The epic Mahabharata is replete with examples testifying that yajna was an indispensable activity for kings and emperors. In the Shanti Parva, there are numerous stories of ashvamedha yajna being performed by virtuous kings and emperors. Dushyanta, son of Bharata, completed 100 ashvamedha yajnas, Bhagiratha performed several more, and King Dilip completed 1000 such rituals of fire. King Yudhishthira too conducted an ashvamedha yajna.

In ancient India, yajna was accepted as a part of everyday life. No householder took food without appeasing Agni or other gods. It was only fitting then that the various Puranas and other spiritual literature extolled the glory of yajna. In the popular epic Ramayana as well as the Ramacharitamanas, King Dasharatha is depicted performing a putreshti yajna on the advice of his family preceptor, Sage Vashishtha, and council of ministers to beget progeny. As a result, he was blessed with four sons, the eldest being Rama.

In the Ramayana, demons are also convinced of the power of yajnic practices. The demon king Ravana was a great scholar who accumulated power, wealth and prosperity through his expertise in the art of yajnas. The demons, aware of the powerful effects of yajna, were always engaged in spoiling the yajnic rituals of the rishis. Meghanada, son of Ravana, would have remained invincible had not Hanuman spoiled his tantric yajna. After destroying Ravana and returning to Ayodhya, Rama performed rajasooya yajna.

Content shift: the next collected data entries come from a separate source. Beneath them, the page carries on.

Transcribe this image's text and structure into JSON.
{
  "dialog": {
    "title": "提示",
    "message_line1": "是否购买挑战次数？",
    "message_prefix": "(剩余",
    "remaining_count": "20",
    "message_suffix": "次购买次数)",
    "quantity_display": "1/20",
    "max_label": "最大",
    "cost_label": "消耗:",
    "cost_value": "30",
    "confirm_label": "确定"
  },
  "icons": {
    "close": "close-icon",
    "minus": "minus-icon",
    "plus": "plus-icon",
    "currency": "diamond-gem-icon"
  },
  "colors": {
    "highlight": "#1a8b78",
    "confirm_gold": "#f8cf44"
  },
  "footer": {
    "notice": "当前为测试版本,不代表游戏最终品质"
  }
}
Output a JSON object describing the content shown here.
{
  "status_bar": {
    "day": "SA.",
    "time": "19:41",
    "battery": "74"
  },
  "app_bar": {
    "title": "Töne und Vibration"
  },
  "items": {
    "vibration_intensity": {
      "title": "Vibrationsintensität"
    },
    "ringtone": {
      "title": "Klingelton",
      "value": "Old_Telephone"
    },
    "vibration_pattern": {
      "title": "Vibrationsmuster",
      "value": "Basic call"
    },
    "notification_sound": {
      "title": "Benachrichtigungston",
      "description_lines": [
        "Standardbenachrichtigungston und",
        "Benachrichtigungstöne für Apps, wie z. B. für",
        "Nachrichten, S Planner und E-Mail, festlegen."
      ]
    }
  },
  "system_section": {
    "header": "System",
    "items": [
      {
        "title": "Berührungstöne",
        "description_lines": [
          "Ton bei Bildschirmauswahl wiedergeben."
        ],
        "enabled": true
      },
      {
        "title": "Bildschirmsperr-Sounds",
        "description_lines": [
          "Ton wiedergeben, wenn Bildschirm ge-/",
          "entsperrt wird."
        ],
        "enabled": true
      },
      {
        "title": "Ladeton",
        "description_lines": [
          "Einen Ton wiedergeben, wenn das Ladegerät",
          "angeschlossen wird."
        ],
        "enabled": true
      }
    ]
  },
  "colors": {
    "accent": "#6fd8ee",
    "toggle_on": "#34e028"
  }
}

The eighteen Mahapuranas, through the narration of simple stories, inspired the common people to perform yajnas. In the Koorma Purana, the demon king Bali is seen worshipping Lord Vishnu through yajna. In the Narada Purana, there is a description of the ashvamedha yajna performed by King Bahu where Indra was propitiated and in return bestowed power and prosperity on the king. In the Bhavishya Purana, Rishi Chyavana appeased the Ashvini Kumaras.

The Srimad Bhagavatam says that yajna caused the entire creation to come into being. There are also several stories of yajnas being performed. King Ambrisha performed many ashvamedha yajnas and acquired the beauty and splendour of the gods until the only desire he was left with was to acquire heavenly bliss. However, in the final stage Ambrisha became absolutely desireless. This confirms that yajna ultimately brings about inner purification.

Kinds of yajna

Yajna can be broadly classified as vedic or tantric, depending on the rituals employed. A yajna can be performed with a specific desire in mind (sakama yajna), or without any desire, for the benefit of humanity in general (nishkama yajna). According to vedic scholars, the main kinds of yajnas are: paka yajna, havi yajna, (pancha) maha yajna, ati yajna and shiro yajna. Each yajna offers a way to purify the senses, mind, mental archetypes, tattwas (elements), gunas or the entire ecological system.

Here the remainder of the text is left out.